Et ce n'est pas la première fois depuis le début des émeutes de Ferguson que la presse éprouve des difficultés à faire son travail : une équipe d'Al Jazeera a dû fuir en plein duplex après avoir été visée par une pluie de gaz lacrymogènes (la police a ensuite démonté leur matériel), deux journalistes du Washington Post et du Huffington Post ont été arrêtés dans un McDonald's, un vidéaste amateur a aussi été interpellé, de nombreux photographes se voient interdits de prendre des clichés et un officier de police aurait pris la caméra d'une équipe de télévision, résume un éditorialiste du Miami Herald.
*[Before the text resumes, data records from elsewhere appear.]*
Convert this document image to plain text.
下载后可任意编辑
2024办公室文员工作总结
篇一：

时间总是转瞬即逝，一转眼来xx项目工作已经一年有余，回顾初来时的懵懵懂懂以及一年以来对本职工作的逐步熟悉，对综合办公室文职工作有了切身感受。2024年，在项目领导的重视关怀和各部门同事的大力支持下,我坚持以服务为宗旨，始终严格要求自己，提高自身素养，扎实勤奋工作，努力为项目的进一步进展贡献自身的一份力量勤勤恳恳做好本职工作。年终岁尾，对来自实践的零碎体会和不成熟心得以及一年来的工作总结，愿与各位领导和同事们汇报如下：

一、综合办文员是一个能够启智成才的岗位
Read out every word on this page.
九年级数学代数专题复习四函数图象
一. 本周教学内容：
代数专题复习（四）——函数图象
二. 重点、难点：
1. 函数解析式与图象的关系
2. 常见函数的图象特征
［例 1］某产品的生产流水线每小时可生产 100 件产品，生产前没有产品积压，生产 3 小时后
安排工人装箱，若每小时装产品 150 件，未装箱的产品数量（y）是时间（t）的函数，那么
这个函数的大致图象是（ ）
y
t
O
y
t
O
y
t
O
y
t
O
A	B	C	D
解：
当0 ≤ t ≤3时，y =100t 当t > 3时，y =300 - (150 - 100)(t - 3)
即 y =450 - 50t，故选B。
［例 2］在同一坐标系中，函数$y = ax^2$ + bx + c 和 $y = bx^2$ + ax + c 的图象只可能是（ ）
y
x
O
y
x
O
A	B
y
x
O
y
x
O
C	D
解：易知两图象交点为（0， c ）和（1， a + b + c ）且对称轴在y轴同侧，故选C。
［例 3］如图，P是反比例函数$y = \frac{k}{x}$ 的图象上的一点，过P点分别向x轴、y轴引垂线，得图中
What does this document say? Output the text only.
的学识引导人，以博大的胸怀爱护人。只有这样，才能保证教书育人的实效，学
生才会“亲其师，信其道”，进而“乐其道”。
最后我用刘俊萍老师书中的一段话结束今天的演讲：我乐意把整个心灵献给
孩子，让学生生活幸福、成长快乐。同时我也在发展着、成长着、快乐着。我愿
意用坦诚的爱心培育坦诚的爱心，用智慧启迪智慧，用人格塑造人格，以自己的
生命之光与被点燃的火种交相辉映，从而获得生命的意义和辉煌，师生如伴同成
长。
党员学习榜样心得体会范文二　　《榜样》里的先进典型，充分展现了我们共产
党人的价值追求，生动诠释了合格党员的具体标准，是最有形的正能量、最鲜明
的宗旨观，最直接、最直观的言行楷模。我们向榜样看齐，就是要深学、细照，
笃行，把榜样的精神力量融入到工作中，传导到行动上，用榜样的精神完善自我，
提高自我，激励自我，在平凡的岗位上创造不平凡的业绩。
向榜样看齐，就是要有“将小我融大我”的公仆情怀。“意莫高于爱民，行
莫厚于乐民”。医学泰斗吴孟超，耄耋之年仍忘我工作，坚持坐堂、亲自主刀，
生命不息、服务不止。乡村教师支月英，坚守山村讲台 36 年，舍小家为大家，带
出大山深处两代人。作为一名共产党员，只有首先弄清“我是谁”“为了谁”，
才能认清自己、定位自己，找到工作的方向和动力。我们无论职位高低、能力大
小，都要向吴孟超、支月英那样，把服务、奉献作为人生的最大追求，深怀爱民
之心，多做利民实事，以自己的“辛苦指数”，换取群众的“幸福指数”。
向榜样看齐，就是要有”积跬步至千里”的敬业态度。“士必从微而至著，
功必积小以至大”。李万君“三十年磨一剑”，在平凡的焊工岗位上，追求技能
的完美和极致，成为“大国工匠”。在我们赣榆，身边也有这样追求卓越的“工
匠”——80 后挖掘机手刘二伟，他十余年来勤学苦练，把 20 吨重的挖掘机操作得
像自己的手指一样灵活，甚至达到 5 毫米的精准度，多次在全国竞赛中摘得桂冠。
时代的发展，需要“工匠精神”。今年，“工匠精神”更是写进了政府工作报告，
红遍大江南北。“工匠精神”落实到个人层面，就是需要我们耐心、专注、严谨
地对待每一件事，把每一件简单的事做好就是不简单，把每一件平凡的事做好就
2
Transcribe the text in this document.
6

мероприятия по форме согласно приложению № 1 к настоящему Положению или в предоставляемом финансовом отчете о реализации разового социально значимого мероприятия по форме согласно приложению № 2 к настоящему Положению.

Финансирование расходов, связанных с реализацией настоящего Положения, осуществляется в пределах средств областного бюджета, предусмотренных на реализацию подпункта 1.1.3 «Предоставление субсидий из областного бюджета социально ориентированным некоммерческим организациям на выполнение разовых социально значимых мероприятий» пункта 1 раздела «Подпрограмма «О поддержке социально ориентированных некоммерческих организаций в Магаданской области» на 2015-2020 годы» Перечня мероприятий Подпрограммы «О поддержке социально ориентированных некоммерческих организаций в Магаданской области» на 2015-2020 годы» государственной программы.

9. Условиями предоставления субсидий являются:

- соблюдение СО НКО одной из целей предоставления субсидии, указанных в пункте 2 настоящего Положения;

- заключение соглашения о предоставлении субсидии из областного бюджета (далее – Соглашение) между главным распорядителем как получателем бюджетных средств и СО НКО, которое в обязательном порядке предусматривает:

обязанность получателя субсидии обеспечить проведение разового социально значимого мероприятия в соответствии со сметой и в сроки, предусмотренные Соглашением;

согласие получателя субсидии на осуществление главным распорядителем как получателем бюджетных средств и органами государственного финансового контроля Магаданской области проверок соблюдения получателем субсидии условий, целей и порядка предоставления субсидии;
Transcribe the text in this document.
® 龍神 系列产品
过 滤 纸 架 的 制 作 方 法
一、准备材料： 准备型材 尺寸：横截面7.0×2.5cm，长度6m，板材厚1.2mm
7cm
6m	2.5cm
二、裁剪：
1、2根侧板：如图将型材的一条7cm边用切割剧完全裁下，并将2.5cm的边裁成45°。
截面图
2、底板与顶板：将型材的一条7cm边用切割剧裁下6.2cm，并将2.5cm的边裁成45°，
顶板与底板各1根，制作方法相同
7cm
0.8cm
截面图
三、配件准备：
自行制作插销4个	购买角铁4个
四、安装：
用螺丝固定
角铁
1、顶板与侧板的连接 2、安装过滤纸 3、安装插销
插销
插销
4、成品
"En arrêtant des journalistes parce qu'ils font leur travail, la police de Ferguson soulève une question pressante : mais que cherchent-ils à cacher ?" écrit-il. Un manque de transparence qui est au centre des protestations. D'autant plus que certains policiers n'affichent pas leur identité sur leurs uniformes, comme c'est pourtant la règle, selon un journaliste du Huffington Post, ce qui l'a empêché d'identifier les hommes qui l'ont arrêté, explique-t-il sur Twitter.
Here, for example, is one of the officers who cuffed me. Still wouldn't give me his name. pic.twitter.com/oq7N9h2YaT
— Ryan J. Reilly (@ryanjreilly) 15 Août 2014
4Parce qu'elle raconte n'importe quoi
Jeudi 14 août, la tension retombe un peu. La nuit est calme. Le lendemain, la police accède enfin à la demande des manifestants, qui réclament quelques informations précises sur les circonstances du drame et notamment le nom du policier qui a tué Michael Brown. Il s'appelle Darren Wilson.
Le chef de la police de Ferguson pourrait s'en tenir là, mais il ajoute que peu de temps avant, la victime avait volé des cigares. Une vidéo filmée par une caméra de surveillance est rendue publique. Mais, quelques heures plus tard, la police doit préciser que l'arrestation qui a mal tourné n'avait rien à voir avec le vol. Le policier n'était pas au courant de ces faits. Pour les manifestants, la police cherche encore à se dédouaner et à salir "Big Mike". Bilan : les violences repartent de plus belle.
Le lendemain, le gouverneur instaure l'état d'urgence et critique ouvertement la police pour avoir rendu publique la vidéo. Encore une fois, les forces de l'ordre font les choses à l'envers.